Although leukemia is one of the best studied cancers, the cause of some types is still poorly understood. Now, a newly found mutation in acute myeloid leukemia patients could account for half of the remaining cases of adult acute leukemia with an unknown origin.

"The molecular biology of leukemia has been studied for the last 20 years and we thought we had found most of the common genes for leukemia," comments senior author Craig B. Thompson, MD, director of the Abramson Cancer Center of the University of Pennsylvania. "Now we're able to point to a distinct type of mutation for half of the remaining leukemias for which we didn't know the cause and between one-quarter and one-third of leukemias in older patients." The findings are described online this week in Cancer Cell.

Using samples from a Penn tissue bank of acute myeloid leukemia (AML), Thompson and colleagues found that AML patients have increased levels of a molecule called 2HG. AML is a quick-moving, deadly cancer that starts in the bone marrow and soon moves into the blood.

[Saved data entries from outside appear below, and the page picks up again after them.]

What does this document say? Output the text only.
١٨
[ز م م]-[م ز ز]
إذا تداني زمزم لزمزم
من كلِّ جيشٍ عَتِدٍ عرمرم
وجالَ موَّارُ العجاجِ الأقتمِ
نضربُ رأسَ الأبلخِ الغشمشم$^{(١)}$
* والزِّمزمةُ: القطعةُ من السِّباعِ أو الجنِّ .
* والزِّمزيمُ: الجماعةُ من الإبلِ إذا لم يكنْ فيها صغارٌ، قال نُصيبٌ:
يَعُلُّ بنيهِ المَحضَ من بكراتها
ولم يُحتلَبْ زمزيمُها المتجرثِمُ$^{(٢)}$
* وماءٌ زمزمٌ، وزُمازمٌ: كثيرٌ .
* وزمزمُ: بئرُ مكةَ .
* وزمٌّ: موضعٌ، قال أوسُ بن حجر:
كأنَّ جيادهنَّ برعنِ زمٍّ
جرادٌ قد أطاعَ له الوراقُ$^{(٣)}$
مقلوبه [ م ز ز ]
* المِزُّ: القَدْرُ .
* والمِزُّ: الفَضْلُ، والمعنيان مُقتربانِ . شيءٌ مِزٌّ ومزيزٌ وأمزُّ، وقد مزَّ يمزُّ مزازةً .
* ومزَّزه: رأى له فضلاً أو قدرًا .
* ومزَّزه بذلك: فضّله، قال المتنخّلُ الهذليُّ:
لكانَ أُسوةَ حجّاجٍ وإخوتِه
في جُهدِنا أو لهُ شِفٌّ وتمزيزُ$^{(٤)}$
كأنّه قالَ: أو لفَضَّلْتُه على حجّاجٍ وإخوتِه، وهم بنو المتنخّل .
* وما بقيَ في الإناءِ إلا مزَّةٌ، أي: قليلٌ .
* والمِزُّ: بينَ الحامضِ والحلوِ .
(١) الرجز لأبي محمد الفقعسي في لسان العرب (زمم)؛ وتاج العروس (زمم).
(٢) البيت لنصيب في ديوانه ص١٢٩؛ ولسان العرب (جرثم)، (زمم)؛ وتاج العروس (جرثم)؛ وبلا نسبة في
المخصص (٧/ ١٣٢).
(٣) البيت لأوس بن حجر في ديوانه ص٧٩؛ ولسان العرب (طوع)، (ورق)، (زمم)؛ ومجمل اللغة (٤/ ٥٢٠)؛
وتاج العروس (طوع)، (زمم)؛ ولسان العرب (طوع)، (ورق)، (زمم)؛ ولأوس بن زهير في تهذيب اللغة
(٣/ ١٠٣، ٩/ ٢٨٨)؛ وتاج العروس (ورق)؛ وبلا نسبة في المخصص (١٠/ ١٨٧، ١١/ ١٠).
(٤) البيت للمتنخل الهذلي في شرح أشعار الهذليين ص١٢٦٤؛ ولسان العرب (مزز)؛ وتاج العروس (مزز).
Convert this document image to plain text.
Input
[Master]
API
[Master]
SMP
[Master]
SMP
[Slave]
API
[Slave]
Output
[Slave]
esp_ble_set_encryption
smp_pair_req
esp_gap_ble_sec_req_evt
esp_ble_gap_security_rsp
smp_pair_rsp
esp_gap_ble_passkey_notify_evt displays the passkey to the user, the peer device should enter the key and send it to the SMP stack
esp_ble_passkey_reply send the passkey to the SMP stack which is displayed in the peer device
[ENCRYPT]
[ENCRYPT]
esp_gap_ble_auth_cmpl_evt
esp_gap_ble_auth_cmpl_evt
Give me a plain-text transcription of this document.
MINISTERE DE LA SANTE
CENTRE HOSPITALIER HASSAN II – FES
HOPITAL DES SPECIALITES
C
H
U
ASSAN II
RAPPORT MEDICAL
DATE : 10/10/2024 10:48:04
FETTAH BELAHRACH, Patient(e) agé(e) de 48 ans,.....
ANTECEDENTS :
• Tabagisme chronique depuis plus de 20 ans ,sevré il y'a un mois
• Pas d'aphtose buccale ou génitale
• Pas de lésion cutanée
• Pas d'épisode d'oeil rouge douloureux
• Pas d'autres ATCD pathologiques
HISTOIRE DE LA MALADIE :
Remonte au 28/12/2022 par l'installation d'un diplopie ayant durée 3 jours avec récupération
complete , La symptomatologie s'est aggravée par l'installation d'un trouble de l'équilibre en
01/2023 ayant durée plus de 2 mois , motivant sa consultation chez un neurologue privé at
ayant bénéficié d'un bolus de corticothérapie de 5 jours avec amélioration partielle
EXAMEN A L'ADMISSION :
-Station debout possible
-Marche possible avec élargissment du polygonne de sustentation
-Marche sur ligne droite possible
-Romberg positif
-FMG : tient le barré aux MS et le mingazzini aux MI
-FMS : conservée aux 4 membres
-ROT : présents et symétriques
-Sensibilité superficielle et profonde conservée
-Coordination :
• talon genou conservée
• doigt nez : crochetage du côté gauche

The increased amounts of 2HG stem from a mutation in one of two related metabolic enzymes, IDH1 or IDH2.

Screening for elevations in 2HG in the tissue bank, the team found that IDH1 and IDH2 mutations are observed in over 23 percent of the AML patients studied. A shared feature of cancer-related IDH mutations is increased production of 2HG.

What's more, the IDH gene mutations are the first known cancer mutations that result in the creation of a protein with a new enzymatic activity. Most cancer-causing mutations make the mutated protein either overactive or inactive in performing its normal function. In contrast, the mutations in the IDH proteins give these enzymes the blueprint to create a new molecule not normally produced by cells. Interestingly, the researchers also found that IDH2 mutations are more common than IDH1 mutations in AML.